With respect to the remaining assignment of error, we shall pretermit its consideration pending the filing of the supplemental record of the hearing and ruling of the proceedings on remand at which point the two assignments of error will be rejoined in a single, coherent action.2 See State v. Johnson, 07-2034, pp. 34 (La.6/26/09); 23 So.3d 876, 877-8 (per curiam); State v. Garcia, 09-1578, p. 2 (La.9/23/11); 80 So.3d 1150, 1150-1 (per curiam). Cf. Sparks, 88-0017, p. 66; 68 So.3d at 485.

DECREE

We remand Kendrick Boyd’s ineffective-assistance-of-counsel-at-sentencing claim to the district court which shall ensure conflict-free counsel to represent Mr. Boyd', conduct a full evidentiary hearing, and rule on the merits of the claim. Upon the conclusion of the proceedings on remand, the district court shall cause a supplemental record of the proceedings on remand to be filed in this court in these proceedings.

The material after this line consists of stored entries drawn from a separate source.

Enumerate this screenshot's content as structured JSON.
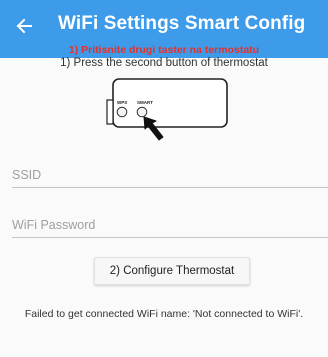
{
  "header": {
    "title": "WiFi Settings Smart Config",
    "back_icon": "arrow-left-icon",
    "background": "#3d9be9"
  },
  "instructions": {
    "step1_local": "1) Pritisnite drugi taster na termostatu",
    "step1": "1) Press the second button of thermostat"
  },
  "device_image": {
    "label_wps": "WPS",
    "label_smart": "SMART",
    "pointer_icon": "arrow-cursor-icon"
  },
  "form": {
    "ssid_placeholder": "SSID",
    "ssid_value": "",
    "password_placeholder": "WiFi Password",
    "password_value": ""
  },
  "actions": {
    "configure_label": "2) Configure Thermostat"
  },
  "status": {
    "message": "Failed to get connected WiFi name: 'Not connected to WiFi'."
  },
  "colors": {
    "accent": "#3d9be9",
    "warning_red": "#e2322c"
  }
}
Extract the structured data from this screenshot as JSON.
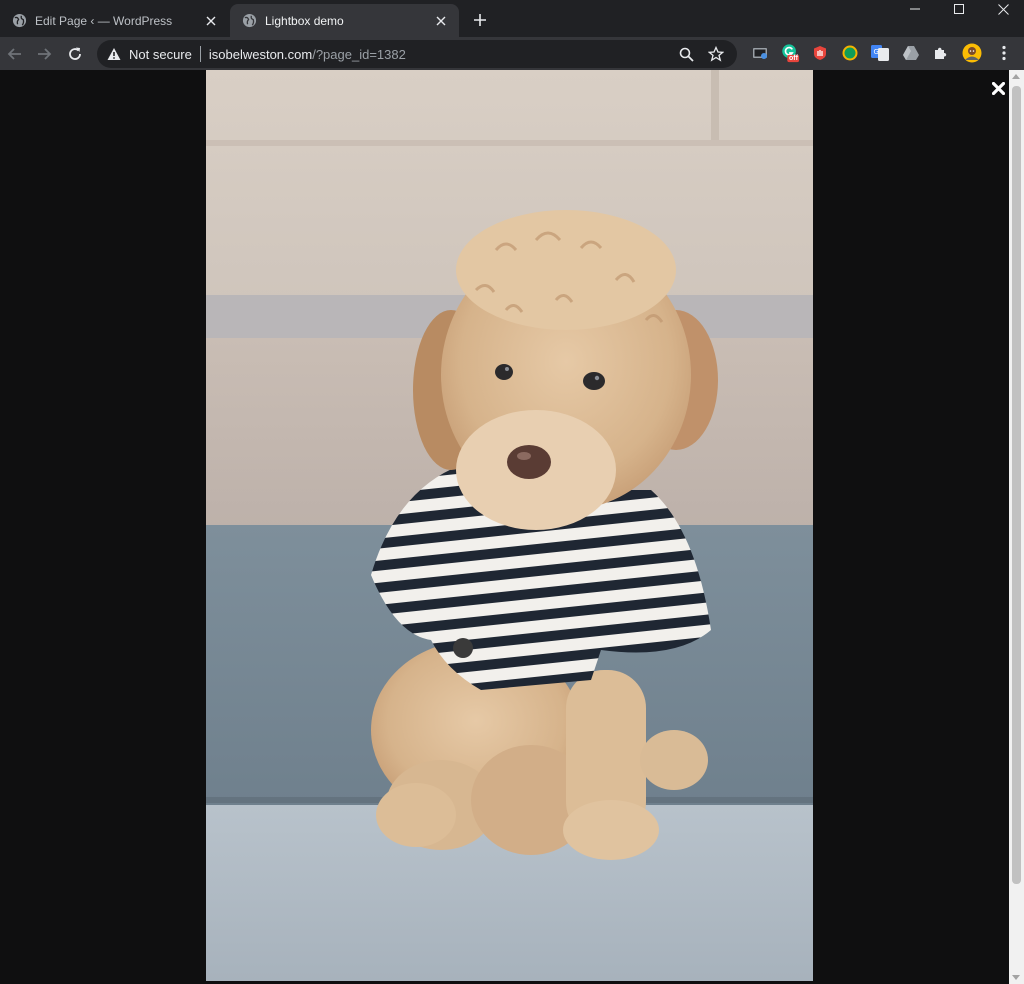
{
  "tabs": [
    {
      "title": "Edit Page ‹ — WordPress",
      "active": false
    },
    {
      "title": "Lightbox demo",
      "active": true
    }
  ],
  "omnibox": {
    "security_label": "Not secure",
    "host": "isobelweston.com",
    "path": "/?page_id=1382"
  },
  "extensions": {
    "grammarly_badge": "off"
  },
  "lightbox": {
    "image_subject": "puppy-in-striped-shirt"
  },
  "colors": {
    "tabstrip_bg": "#202124",
    "toolbar_bg": "#35363a",
    "overlay_bg": "#0f0f10"
  }
}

JURISDICTION RETAINED; REMANDED IN PART.

BAGNERIS, J., DISSENTS WITH REASONS.

. The prosecution argues in brief that the trial judge did take the matter into consideration and concluded that it failed to show that Mr. Boyd could not distinguish between right and wrong. The prosecution has not cited to any of the sentencing transcripts in the record, and we cannot locate what the prosecution has argued.

. In the event that the trial judge finds that Mr. Boyd’s counsel was ineffective at sentencing and would modify the sentence and the prosecution has no opposition to that ruling, then nothing in this decision would prevent Mr. Boyd from withdrawing this appeal before the supplemental record is filed. Of course, in such event, either party may appeal the sentence imposed. See La.C.Cr.P. art. 912 B, C(l); Strickland, 94-0025, p. 51; 683 So.2d at 238-9 (citing State v. Wille, 559 So.2d 1321 (La. 1990)).